A man whose lips looked pale, as if his blood had not fully returned.

They were the ones from before.

They had survived.

And survival had made them hungry for revenge.

Bat Bat’s voice dropped even further.

"Yesterday men," she whispered. "They hate."

Sekhmet’s expression did not change, but something cold settled behind his ribs.

Of course.

He had fed on them. He had humiliated their group. He had left them alive as a warning, as potential ghoul candidates, as options.

But options worked both ways.

He had given them time to breathe.

And breathing gave criminals time to plan.

Sekhmet kept walking anyway. He did not retreat. He did not turn. He did not summon.

Because if he reacted too early, the net would tighten faster.

He needed to see the whole trap. He rounded the next corner. And the trap revealed itself.

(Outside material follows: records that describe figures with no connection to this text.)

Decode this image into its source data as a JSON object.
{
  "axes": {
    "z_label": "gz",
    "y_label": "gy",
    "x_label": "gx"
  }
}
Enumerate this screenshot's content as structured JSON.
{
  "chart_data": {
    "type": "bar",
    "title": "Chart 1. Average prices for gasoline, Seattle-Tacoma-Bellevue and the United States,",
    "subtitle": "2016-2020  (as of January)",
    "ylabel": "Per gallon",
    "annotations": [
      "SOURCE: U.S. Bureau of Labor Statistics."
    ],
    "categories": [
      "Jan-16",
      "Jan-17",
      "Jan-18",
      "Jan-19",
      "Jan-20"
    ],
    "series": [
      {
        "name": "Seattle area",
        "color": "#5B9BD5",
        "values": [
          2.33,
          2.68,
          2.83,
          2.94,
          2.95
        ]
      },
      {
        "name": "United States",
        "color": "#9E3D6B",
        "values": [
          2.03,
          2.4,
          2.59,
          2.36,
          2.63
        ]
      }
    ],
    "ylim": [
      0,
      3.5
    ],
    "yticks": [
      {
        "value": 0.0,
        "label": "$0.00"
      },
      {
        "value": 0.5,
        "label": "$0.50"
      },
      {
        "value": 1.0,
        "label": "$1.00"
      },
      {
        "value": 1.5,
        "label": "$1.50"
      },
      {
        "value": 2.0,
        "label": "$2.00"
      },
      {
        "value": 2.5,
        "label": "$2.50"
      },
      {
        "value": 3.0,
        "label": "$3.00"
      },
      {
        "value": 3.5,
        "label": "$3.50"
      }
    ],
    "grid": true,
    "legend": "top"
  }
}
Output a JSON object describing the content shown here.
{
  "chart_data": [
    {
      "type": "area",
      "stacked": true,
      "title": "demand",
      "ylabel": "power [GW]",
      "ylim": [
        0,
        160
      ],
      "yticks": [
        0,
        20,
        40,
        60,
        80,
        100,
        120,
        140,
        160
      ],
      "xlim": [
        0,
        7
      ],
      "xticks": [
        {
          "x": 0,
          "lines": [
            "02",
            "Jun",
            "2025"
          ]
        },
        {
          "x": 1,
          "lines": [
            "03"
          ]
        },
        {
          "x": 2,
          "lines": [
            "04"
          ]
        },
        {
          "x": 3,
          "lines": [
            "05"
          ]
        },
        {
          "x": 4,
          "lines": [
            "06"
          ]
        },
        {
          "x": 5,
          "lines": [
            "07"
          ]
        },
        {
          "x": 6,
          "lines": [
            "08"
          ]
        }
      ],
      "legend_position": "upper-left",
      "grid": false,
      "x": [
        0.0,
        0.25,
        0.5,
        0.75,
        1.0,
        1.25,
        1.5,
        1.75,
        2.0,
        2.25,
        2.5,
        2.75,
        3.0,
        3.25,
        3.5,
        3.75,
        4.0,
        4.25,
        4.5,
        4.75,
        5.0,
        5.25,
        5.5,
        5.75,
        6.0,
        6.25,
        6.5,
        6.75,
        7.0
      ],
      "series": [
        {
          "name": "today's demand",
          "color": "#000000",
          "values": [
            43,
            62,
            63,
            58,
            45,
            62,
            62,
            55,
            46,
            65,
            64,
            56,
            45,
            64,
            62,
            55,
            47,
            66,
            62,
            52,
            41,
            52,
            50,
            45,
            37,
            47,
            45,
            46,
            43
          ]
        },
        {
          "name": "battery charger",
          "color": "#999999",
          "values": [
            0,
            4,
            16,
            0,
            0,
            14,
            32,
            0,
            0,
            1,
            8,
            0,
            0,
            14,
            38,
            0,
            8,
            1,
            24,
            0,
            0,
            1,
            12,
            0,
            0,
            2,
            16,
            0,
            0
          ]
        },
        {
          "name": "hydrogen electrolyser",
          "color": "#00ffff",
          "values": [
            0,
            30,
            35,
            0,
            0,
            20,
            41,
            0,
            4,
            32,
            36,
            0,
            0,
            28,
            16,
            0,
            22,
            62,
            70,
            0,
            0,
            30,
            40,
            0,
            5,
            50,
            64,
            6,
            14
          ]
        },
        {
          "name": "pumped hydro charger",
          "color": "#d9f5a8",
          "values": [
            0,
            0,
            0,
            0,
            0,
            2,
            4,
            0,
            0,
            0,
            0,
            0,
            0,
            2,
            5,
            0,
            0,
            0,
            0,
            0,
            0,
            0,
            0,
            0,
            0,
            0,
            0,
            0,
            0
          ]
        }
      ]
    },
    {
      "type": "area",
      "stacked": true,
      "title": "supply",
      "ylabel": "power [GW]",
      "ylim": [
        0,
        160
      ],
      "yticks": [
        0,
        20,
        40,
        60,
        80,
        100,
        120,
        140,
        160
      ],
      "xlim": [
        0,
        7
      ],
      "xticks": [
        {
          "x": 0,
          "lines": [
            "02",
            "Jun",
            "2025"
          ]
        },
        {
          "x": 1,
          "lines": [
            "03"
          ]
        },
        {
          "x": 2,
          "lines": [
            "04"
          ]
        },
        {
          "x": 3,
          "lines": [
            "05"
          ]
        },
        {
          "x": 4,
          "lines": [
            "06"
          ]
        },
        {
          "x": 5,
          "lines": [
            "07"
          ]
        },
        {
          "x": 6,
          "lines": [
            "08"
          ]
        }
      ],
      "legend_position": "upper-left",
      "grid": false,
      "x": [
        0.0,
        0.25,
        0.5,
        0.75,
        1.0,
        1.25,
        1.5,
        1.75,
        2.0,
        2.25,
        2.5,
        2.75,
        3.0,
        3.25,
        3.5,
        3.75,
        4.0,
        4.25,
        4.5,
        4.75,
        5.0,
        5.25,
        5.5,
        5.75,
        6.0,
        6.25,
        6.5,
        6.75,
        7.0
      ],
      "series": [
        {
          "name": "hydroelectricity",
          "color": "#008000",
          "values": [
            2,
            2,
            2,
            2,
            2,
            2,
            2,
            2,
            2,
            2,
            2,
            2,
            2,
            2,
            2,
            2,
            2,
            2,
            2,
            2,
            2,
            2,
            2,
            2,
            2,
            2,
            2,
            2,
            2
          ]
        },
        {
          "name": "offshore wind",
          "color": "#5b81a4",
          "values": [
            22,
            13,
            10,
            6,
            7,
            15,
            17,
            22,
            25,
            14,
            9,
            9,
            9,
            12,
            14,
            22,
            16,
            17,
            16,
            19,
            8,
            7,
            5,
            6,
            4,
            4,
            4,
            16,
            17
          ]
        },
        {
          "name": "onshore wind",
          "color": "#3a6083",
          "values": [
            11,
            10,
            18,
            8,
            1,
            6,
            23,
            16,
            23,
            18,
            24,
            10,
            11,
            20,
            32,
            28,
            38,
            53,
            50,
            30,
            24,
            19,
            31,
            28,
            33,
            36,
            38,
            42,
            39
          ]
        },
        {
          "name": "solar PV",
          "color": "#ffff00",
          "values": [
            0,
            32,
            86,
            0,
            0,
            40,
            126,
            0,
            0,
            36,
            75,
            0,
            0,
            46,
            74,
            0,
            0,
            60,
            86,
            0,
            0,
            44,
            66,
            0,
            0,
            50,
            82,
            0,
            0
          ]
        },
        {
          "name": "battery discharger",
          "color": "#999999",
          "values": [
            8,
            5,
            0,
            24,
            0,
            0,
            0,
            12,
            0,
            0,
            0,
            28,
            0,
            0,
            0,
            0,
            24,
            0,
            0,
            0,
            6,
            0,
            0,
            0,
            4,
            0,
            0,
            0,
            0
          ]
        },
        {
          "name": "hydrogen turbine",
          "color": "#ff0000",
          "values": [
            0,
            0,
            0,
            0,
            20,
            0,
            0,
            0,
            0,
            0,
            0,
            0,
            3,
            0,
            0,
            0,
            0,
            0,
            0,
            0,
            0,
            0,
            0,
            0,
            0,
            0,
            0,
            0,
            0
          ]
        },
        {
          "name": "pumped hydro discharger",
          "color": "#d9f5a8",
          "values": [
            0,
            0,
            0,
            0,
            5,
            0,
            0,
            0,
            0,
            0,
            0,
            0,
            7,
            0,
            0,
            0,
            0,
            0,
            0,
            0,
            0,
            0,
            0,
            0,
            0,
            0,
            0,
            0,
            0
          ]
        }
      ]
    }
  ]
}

A line of men stepped out into the lane ahead, blocking it cleanly. Their feet spread, their shoulders relaxed, the way trained fighters stood when they were confident. On the rooftops of stalls, silhouettes appeared one after another, crouched like carrion birds, watching down. Behind him, the crowd shifted, and suddenly the lane he came from was no longer empty.

It was filled.

Not ten.

Not fourteen.

Not a revenge group with one leader.

This time, it was an organized force.

Bat Bat’s claws tightened into Sekhmet’s coat.